Conte certainly looks the part of a second-generation Italian-American who could cut a striking figure in a boxing ring, but his brooding demeanor never believably evolves with the rapidly shifting stimuli Joe must contend with as the young boxer rapidly gains success in the ring while distancing himself further and further from his basic humanity. Conte’s one-level performance doesn’t seem to have had much guidance from the combined efforts of Fox and Campbell.
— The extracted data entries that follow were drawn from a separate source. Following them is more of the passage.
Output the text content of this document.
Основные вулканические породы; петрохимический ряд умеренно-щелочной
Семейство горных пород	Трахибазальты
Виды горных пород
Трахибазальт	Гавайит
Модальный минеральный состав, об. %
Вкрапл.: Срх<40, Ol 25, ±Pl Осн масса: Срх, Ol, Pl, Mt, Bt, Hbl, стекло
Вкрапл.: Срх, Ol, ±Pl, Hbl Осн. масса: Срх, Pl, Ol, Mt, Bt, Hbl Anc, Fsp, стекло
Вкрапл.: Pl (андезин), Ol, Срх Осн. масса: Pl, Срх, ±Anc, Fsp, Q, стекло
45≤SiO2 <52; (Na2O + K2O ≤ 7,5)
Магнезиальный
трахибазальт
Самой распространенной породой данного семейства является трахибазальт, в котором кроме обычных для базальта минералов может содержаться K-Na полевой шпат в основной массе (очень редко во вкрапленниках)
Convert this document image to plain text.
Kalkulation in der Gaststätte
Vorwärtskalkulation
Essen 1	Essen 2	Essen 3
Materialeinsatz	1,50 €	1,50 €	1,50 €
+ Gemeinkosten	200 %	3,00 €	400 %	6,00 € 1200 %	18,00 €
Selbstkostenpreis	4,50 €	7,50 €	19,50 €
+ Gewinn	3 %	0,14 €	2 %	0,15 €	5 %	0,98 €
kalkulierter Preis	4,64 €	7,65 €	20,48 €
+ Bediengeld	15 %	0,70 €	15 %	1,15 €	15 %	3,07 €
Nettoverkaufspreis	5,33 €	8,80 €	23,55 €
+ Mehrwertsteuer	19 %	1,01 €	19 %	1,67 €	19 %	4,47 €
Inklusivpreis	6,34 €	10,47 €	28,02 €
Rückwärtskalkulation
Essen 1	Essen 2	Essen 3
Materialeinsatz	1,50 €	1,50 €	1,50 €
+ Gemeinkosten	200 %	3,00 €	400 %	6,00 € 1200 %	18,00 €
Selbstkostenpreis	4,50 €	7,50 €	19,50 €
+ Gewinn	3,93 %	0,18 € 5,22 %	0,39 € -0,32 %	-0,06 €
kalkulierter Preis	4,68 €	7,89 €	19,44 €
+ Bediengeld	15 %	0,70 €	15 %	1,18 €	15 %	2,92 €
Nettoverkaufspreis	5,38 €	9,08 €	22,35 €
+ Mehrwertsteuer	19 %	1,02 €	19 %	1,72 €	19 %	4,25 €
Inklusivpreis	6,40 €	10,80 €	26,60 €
Complicating Joe’s life is his growing passion for Lorna (Katy Selverstone), the emotionally battered girlfriend of Joe’s fight manager Tom Moody (Steve Vinovich). Selverstone struggles to make Lorna’s almost arbitrary shifts in allegiance between Joe and Tom believable, but convincingly conveys the aura of a weary soul who cannot take one more defeat.
A major plus for this production is in the realization of Odets’ many supporting characters. Vinovich is quite convincing as the small-time fight manager whose dependence on Joe’s success is tempered by his growing hate for the younger man who is taking his woman.
Paul Perri is a tower of moral inflexibility as Joe’s dour father, Mr. Bonaparte. Veteran television and stage actor Orson Bean is hilarious as Bonaparte’s pseudo intellectual neighbor, Mr. Carp. And Jennifer Taub and George Villas as Joe’s sister and brother-in-law, respectively, are perfect as the exuberant slobs who are the only truly happy people in the production.
Also deserving mention are: Sam Vlahos in a chilling portrayal of the murderous fight promoter, Eddie Fuselli; Vince Melocchi as Joe’s loyal trainer, Tokio; Seth Margolies as Joe’s comically intense co-manager, Roxy; and Kevin Quinn, whose quietly detached portrayal of Joe’s union-organizer brother Frank serves as the outlet for Odets’ statement against the subjugation of the working class.
The effective set design of Deena Lynn Mullen and Victoria Profit makes good use of the theater’s sprawling stage space, adequately highlighted by the lighting of Phil Mooers and Peter Stenshoel.
One glaring discord in this production, however, is the out-of-tune prerecorded violin work of Jonathan Rubin. If Rubin’s playing is supposed to demonstrate Joe’s violin virtuosity, then he was destined to be a prize fighter.